Russ Schriefer, the Romney adviser overseeing much of the convention planning, was asked on a conference call late Monday afternoon whether Massachusetts would get the honor.
“We’re going to go straight alphabetical order,” he said, just before ending the call.
A spokesman for the convention, Kyle Downey, reiterated that was the plan. When asked which state would be putting Romney over the top, he said, “I don’t know the answer to that.”
But it appears there are no plans to follow what past conventions have done, and orchestrate the vote tally so that a particular state gets the honor of casting the final vote.
In 2008, for example, Arizona passed on its first vote. Later, once the tally got close, organizers went back to Arizona and the state was able to put Senator John McCain over the top (Texas put George H.W. Bush over the top in 1988 and 1992, and Kansas did the same for Bob Dole in 1996).
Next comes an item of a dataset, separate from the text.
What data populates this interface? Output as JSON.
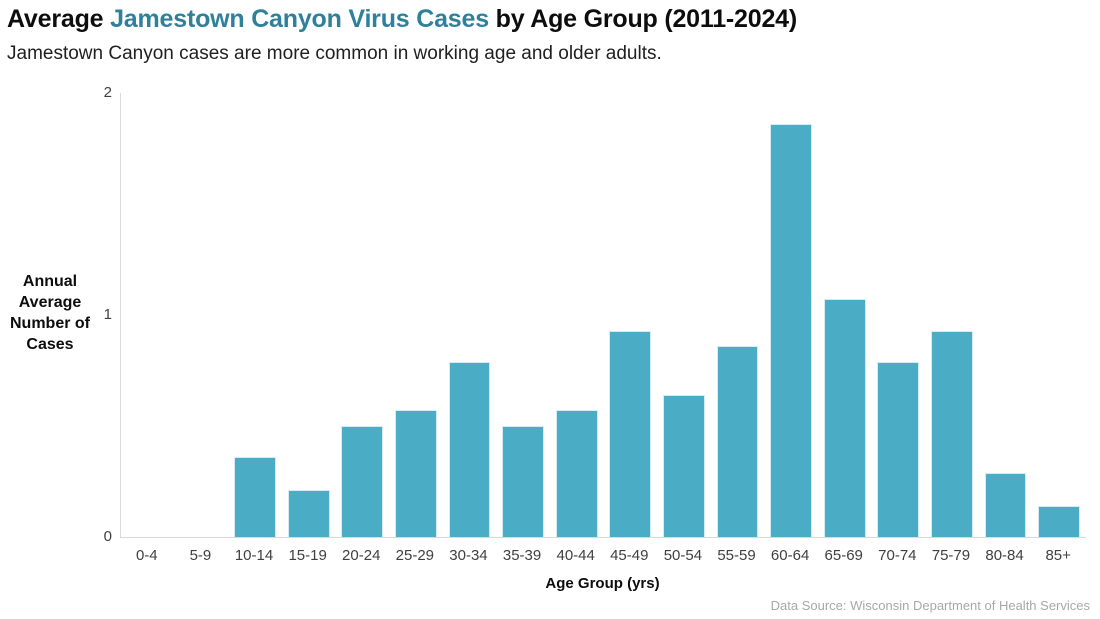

In 2004, Senator John Kerry chose Ohio – a key swing state – while President George W. Bush chose Pennsylvania.
If they go in straight alphabetical order, and all of the delegates vote for Romney, then Missouri would be the state to put Romney over the top.
Romney would have 1,096 delegates after Mississippi cast its votes. Then, Missouri’s 52 delegates would give Romney 1,148 votes – four more than the 1,144 needed to clinch the nomination.
Depending on how many votes are cast for Representative Ron Paul, another state could get the honor. But it won’t be Massachusetts, which will have already been passed over if the campaign continues with its approach to do the vote in “straight alphabetical order.”